Risk-Adjusted Performance

8 of 100

 
Weak
 
Strong
OK
Compared to the overall equity markets, risk-adjusted returns on investments in Dongwon Metal Co are ranked lower than 8 (%) of all global equities and portfolios over the last 90 days. Despite somewhat weak basic indicators, Dongwon Metal sustained solid returns over the last few months and may actually be approaching a breakup point.

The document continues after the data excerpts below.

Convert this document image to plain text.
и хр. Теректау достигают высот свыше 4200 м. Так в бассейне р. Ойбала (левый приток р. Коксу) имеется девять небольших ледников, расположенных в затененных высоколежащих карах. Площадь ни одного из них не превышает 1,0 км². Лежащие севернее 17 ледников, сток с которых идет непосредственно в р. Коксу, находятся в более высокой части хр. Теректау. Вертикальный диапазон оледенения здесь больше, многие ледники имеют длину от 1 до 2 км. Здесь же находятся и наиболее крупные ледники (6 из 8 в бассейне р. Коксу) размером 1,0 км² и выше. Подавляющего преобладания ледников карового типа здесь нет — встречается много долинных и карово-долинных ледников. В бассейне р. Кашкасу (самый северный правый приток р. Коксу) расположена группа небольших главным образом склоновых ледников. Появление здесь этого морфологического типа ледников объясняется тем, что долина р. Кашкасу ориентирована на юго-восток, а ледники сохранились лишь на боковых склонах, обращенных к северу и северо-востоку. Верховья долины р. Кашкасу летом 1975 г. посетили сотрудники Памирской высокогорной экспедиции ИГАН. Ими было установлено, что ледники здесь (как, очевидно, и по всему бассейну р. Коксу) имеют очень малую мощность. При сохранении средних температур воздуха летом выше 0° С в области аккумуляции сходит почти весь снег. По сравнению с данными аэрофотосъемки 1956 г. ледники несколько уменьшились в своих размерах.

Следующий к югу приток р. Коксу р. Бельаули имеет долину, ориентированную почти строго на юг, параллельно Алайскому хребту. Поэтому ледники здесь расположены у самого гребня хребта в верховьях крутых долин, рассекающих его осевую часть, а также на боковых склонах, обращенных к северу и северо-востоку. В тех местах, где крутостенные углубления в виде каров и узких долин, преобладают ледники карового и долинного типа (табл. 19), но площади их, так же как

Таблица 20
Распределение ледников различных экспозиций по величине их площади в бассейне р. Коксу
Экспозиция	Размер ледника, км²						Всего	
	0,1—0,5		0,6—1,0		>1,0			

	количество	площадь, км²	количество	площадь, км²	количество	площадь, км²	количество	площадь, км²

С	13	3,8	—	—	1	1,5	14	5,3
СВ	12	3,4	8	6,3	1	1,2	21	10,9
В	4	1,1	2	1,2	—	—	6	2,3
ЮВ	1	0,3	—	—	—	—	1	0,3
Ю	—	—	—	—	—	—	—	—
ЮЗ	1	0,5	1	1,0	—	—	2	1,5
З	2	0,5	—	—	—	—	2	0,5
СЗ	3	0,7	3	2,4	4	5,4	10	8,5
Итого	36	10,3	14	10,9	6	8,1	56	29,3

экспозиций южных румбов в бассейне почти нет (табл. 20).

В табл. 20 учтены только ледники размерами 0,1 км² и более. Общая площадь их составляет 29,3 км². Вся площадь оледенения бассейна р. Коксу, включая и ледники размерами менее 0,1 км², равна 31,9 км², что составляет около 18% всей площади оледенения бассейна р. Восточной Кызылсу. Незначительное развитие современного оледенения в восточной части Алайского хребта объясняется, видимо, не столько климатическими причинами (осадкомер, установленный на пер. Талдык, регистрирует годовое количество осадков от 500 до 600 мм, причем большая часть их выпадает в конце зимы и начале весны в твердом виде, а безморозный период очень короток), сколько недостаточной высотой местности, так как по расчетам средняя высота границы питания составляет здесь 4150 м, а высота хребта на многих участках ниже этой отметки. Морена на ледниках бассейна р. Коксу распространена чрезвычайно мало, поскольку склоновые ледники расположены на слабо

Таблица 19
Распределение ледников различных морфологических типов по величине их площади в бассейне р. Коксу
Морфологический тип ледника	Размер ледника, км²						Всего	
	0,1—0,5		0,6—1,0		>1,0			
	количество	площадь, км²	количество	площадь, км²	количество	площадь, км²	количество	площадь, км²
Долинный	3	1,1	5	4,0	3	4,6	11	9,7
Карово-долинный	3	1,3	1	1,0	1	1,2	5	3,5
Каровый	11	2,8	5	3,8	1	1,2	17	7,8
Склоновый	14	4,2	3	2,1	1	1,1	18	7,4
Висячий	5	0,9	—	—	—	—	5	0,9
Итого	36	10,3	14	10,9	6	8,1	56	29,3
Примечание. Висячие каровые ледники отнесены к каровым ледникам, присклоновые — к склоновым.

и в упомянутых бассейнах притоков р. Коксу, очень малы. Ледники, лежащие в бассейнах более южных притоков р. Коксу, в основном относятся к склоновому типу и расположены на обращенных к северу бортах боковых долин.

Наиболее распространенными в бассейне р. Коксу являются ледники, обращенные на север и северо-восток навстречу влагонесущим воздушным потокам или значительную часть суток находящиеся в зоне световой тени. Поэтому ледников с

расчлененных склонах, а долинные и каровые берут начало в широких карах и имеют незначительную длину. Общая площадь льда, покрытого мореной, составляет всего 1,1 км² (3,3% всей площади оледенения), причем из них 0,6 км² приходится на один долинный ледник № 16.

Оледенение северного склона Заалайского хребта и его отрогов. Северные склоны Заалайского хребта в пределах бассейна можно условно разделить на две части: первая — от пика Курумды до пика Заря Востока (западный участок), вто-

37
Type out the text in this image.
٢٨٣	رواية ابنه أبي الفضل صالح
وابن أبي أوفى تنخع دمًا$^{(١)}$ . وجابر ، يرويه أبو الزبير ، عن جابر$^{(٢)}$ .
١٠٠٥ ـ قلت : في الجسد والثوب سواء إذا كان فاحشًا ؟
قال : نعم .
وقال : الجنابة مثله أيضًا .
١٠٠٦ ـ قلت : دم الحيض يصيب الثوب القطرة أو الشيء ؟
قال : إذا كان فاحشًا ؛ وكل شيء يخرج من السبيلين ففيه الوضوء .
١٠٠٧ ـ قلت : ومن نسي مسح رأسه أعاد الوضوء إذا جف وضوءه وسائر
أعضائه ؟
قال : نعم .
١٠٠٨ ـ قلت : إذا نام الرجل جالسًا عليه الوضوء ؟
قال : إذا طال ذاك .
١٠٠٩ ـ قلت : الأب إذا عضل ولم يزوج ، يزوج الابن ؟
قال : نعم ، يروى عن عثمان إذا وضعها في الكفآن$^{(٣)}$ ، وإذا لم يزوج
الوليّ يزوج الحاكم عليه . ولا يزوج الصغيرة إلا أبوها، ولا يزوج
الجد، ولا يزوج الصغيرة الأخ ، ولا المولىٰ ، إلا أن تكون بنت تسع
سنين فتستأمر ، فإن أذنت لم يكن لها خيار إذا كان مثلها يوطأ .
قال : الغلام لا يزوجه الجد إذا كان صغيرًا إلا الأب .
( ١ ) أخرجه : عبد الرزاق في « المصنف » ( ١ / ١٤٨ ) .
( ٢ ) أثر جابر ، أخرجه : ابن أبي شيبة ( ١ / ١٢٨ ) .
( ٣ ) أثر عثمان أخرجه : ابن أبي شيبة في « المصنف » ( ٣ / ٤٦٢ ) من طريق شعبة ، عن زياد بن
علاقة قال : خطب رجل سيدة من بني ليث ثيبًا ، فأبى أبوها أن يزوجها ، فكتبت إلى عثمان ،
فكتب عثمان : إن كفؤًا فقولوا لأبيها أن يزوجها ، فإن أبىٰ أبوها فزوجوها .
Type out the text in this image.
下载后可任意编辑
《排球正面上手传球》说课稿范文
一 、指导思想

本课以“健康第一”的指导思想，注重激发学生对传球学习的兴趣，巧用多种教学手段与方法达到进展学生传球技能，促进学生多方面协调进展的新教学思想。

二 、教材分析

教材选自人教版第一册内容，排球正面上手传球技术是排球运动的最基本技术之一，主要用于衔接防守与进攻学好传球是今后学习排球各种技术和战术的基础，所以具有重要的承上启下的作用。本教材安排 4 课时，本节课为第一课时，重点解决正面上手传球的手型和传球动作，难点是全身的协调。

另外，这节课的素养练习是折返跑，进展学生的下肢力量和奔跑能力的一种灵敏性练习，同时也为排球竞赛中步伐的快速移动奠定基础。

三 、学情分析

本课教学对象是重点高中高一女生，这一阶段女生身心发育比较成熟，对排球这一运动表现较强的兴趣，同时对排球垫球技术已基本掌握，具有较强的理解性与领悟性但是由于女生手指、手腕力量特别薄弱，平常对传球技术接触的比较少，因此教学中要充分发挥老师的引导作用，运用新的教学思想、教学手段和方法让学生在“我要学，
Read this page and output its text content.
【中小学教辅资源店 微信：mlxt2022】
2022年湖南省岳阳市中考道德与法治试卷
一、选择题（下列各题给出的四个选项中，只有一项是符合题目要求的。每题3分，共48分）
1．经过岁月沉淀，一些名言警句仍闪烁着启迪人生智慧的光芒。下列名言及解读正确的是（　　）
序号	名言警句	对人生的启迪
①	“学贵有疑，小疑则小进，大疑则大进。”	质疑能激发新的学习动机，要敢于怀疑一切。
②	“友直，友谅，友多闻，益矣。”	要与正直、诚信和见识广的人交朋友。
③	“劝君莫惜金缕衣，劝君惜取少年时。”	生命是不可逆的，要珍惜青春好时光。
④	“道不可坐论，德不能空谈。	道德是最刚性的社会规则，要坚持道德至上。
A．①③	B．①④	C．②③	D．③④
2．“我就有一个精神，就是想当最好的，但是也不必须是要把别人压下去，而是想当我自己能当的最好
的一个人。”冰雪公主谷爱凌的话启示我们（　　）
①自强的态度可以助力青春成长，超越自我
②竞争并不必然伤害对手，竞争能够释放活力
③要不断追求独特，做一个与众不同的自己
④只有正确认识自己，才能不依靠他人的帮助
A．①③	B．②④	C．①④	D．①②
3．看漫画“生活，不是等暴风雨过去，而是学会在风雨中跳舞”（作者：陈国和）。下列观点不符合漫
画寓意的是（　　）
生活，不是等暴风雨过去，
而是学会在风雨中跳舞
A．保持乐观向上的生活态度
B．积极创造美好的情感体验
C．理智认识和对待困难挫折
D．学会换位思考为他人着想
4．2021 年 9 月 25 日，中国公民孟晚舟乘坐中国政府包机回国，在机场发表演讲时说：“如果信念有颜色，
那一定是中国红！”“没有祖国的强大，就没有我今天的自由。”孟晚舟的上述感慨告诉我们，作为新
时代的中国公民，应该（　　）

Hanshin Construction and Dongwon Metal Volatility Contrast

   Predicted Return Density   
       Returns  

Pair Trading with Hanshin Construction and Dongwon Metal

The main advantage of trading using opposite Hanshin Construction and Dongwon Metal positions is that it hedges away some unsystematic risk. Because of two separate transactions, even if Hanshin Construction position performs unexpectedly, Dongwon Metal can make up some of the losses. Pair trading also minimizes risk from directional movements in the market. For example, if an entire industry or sector drops because of unexpected headlines, the short position in Dongwon Metal will offset losses from the drop in Dongwon Metal's long position.
The idea behind Hanshin Construction Co and Dongwon Metal Co pairs trading is to make the combined position market-neutral, meaning the overall market's direction will not affect its win or loss (or potential downside or upside). This can be achieved by designing a pairs trade with two highly correlated stocks or equities that operate in a similar space or sector, making it possible to obtain profits through simple and relatively low-risk investment.
Check out your portfolio center.
Note that this page's information should be used as a complementary analysis to find the right mix of equity instruments to add to your existing portfolios or create a brand new portfolio. You can also try the Crypto Correlations module to use cryptocurrency correlation module to diversify your cryptocurrency portfolio across multiple coins.